Le mensonge est le thème principal de cette pièce de théâtre, motif que l'on peut étendre aussi aux apparences. Dans cette comédie, Dorante ment comme il respire avec une aisance désarmante, parfois cela semble même gratuit. Cela semble répondre à un plaisir et souligne en même temps sa bonne mémoire et des qualités oratoires. Il est question aussi des visages qui peuvent parfois eux aussi tromper. Un visage rassurant peut cacher en réalité des vices et inversement. Il est question aussi de la ville de Paris qui est comparée à un décor de théâtre, comme si elle devenait aussi lieu de duperies. La pièce interroge donc sur la dualité vérité-mensonge et en vient à interroger sur le rôle du dramaturge qui lui-même invente des mondes, comme le fait le menteur. Cette pièce apparaît comme un hommage au monde du théâtre et montre combien l'imaginaire fait partie de notre réalité.

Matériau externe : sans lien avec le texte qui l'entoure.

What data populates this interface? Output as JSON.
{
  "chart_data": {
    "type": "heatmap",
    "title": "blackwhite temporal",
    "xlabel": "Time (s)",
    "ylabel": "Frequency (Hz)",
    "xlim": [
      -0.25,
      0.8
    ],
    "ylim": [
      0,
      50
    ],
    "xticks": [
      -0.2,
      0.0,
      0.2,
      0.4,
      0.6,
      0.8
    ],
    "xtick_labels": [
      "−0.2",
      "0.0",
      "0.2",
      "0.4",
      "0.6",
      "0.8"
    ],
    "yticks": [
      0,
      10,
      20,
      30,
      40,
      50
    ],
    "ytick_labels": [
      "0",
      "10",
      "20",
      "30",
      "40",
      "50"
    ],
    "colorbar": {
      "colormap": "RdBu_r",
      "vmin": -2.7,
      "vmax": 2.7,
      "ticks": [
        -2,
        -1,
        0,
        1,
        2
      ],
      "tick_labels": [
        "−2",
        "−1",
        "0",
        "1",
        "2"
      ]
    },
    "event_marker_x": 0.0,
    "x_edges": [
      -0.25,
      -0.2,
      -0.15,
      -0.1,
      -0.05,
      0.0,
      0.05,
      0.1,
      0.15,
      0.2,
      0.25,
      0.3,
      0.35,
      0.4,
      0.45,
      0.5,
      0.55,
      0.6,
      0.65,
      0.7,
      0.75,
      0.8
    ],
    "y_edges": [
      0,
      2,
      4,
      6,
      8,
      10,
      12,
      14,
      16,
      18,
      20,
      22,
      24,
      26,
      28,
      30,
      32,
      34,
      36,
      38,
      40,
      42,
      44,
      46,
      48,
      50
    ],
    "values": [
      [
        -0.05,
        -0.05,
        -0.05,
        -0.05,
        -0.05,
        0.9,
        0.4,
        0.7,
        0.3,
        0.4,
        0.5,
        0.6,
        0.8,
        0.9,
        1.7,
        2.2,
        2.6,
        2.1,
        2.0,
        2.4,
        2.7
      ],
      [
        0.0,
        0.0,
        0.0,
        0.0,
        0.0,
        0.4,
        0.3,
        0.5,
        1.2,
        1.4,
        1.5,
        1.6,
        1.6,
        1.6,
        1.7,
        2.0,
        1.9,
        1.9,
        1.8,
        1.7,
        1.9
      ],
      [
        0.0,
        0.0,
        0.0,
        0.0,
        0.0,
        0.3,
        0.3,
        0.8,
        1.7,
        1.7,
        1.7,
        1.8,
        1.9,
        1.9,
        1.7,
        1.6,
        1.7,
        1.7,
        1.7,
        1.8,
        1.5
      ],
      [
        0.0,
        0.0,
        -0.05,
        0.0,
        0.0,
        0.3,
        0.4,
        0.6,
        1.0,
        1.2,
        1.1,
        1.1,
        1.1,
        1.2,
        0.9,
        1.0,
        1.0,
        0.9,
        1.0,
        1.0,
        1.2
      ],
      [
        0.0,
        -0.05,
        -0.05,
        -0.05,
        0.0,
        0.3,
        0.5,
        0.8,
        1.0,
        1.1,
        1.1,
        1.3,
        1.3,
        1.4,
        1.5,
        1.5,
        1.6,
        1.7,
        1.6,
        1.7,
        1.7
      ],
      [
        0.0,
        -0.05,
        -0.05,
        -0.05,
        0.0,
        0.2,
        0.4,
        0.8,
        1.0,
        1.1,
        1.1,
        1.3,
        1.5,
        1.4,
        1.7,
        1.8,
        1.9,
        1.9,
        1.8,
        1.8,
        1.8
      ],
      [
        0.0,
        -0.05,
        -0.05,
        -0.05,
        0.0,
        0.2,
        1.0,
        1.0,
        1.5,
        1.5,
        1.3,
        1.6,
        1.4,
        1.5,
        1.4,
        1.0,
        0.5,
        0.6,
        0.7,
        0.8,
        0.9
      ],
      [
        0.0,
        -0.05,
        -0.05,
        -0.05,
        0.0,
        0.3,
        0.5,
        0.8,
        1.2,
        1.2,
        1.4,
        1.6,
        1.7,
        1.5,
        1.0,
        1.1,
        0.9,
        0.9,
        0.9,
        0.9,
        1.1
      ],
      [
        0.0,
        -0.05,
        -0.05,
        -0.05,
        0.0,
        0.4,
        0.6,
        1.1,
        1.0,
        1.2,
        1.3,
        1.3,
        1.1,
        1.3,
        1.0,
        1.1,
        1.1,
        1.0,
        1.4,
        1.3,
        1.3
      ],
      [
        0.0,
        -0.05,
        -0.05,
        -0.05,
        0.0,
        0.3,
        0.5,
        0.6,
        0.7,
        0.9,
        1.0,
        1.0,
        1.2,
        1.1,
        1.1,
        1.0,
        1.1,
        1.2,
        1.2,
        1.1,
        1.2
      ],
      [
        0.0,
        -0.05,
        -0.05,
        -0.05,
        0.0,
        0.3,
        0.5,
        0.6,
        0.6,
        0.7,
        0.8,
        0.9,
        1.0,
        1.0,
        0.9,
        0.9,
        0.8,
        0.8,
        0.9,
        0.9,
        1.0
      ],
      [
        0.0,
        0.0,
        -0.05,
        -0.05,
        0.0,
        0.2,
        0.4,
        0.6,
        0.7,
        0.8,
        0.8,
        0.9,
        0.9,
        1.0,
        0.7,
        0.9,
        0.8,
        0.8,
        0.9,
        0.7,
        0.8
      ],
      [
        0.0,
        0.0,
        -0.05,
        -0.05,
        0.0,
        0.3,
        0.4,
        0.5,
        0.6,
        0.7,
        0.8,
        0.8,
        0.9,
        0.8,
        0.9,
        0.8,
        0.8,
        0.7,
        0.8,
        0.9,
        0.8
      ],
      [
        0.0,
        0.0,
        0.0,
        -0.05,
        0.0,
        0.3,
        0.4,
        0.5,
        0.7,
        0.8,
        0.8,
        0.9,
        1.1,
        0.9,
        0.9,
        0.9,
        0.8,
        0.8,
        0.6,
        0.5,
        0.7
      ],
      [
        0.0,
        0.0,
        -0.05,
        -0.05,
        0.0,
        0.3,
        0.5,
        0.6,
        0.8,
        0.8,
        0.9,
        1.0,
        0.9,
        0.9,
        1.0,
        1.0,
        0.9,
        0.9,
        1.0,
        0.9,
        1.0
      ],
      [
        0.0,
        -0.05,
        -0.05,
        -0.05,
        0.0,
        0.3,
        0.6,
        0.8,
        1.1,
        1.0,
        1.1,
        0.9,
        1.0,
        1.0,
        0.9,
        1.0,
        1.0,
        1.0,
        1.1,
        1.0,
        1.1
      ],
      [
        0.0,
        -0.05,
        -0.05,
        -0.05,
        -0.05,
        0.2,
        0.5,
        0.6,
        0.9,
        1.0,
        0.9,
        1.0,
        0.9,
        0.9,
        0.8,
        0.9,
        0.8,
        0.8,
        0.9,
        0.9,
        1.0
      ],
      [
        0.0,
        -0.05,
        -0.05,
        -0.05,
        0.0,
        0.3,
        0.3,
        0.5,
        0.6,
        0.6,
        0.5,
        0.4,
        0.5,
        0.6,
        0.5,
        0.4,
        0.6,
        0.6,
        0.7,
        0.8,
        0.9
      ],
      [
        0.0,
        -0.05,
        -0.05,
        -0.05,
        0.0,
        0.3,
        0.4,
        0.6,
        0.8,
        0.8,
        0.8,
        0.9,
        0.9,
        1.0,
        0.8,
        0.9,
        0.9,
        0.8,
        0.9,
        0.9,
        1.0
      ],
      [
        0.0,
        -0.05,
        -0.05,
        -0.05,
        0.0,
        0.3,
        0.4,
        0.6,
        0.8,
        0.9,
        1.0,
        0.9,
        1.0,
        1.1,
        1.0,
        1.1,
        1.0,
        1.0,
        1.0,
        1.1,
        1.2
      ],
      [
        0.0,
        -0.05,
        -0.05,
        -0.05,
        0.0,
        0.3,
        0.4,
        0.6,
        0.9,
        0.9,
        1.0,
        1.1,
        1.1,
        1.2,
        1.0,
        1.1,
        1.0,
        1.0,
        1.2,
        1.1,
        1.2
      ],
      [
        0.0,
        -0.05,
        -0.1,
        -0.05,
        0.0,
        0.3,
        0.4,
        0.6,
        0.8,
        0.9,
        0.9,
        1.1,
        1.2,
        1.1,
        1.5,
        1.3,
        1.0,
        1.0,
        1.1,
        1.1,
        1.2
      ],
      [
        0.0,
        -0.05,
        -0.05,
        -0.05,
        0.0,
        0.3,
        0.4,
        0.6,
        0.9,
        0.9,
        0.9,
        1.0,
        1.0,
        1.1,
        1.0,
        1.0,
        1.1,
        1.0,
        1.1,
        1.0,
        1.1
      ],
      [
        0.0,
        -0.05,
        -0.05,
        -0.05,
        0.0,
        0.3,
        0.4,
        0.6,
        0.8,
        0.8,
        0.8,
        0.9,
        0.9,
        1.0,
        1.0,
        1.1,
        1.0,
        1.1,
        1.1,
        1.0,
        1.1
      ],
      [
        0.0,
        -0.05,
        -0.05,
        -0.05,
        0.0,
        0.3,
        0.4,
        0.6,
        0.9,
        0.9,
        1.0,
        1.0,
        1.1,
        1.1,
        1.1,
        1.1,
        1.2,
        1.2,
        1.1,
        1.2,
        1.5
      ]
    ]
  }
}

Cette pièce est réussie et très bien construite. Tous les mensonges s'imbriquent les uns dans les autres et on ne peut que saluer l'habileté de Corneille à avoir structuré ainsi une telle pièce. Cette comédie est en vers, comme l'était "L'Illusion comique" du même auteur, ce qui confère une certaine majesté à ce genre. Certains passages font sourire tant on voit que la mécanique du mensonge fonctionne presque à merveille. Certaines fabulations sont tellement exagérées qu'elles amusent le lecteur. Dorante, à certains égards, rappelle Matamore qui lui aussi s'inventait des exploits de façon ridicule et amusante pour le lecteur.

Cette comédie demande au lecteur d'être bien concentré pour ne pas se perdre dans le labyrinthe des mensonges de Dorante. C'est une bonne nouvelle qu'elle ait été choisie dans les prochains programmes du baccalauréat.